How technology is helping people with speech impairments to talk
Then I came across this article in the Guardian, exploring the technology that can help people to talk (think Stephen Hawking as a popular example). This is eye-gazing technology (more properly called Augmentative and Alternative Communication (AAC)). An example of its application is described in the article. Alan Martin, who has Cerebral Palsy, was previously only able to communicate through facial expressions and gestures. Now, with AAC, he runs a company called “Mouse on the Move” – a dance company providing inclusive dance workshops for people with disabilities. As Stephen Hawking says, “Even more important than the freedom of speech is the freedom to speak.”

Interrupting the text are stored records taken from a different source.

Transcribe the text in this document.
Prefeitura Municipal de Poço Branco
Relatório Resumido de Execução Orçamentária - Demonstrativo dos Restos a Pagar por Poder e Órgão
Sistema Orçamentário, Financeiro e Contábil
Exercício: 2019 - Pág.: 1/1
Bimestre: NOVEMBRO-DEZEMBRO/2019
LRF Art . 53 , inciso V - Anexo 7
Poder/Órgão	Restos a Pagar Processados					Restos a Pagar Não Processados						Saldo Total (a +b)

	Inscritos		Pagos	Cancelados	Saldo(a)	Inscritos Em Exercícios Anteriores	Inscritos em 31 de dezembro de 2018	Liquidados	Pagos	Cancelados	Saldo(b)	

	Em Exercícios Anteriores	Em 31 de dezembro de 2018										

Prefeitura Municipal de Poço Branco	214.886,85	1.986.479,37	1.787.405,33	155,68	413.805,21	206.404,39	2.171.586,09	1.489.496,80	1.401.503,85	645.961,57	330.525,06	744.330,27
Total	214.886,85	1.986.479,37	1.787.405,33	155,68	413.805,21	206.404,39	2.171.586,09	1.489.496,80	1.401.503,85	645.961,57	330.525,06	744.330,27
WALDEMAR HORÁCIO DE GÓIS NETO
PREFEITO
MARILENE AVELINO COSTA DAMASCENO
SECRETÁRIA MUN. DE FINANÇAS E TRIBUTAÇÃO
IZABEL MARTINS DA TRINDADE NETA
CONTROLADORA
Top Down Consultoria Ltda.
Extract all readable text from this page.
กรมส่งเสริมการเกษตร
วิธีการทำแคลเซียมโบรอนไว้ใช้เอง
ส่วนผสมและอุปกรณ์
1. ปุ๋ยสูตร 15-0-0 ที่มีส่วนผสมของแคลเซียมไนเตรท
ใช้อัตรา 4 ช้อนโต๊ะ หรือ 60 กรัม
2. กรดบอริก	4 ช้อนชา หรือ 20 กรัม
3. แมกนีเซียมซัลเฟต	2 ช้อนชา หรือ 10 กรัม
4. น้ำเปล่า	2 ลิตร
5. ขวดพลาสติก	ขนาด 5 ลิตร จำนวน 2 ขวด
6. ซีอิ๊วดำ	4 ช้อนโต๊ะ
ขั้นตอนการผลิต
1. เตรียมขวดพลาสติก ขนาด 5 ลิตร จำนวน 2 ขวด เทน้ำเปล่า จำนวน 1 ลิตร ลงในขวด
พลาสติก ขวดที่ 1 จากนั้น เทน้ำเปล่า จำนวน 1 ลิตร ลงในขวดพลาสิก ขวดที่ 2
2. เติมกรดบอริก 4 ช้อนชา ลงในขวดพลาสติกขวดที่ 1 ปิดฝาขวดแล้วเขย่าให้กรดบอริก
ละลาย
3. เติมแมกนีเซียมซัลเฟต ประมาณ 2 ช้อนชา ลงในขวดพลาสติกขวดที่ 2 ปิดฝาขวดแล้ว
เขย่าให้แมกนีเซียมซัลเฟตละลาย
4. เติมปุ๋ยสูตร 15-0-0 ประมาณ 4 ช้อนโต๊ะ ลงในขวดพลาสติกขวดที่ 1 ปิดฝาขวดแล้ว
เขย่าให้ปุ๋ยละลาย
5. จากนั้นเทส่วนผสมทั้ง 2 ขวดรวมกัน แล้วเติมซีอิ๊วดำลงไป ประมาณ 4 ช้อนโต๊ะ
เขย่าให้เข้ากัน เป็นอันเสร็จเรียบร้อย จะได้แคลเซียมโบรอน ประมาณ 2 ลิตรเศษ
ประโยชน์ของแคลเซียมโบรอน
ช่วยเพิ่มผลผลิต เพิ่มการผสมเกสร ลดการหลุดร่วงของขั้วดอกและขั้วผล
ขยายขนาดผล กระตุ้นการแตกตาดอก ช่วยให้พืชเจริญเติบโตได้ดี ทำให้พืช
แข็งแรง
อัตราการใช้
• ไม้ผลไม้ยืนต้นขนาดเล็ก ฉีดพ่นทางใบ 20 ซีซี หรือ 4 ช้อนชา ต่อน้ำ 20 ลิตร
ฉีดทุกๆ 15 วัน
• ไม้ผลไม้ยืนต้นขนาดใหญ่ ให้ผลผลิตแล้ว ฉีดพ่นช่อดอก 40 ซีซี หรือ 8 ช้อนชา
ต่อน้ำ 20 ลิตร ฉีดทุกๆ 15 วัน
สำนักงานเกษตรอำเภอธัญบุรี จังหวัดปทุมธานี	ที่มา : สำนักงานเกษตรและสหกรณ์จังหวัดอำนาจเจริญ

It’s great to think that technology might open doors for some disabled people who thought they might be closed forever. In a much less dramatic way, I couldn’t run Evenbreak without technology – obviously it’s an online business, which I run from a lap top, suspended above my electrically-adjustable bed, using Dragon technology so that I don’t always need to physically use the keyboard. The advances in this field really can change people’s (and businesses’) lives.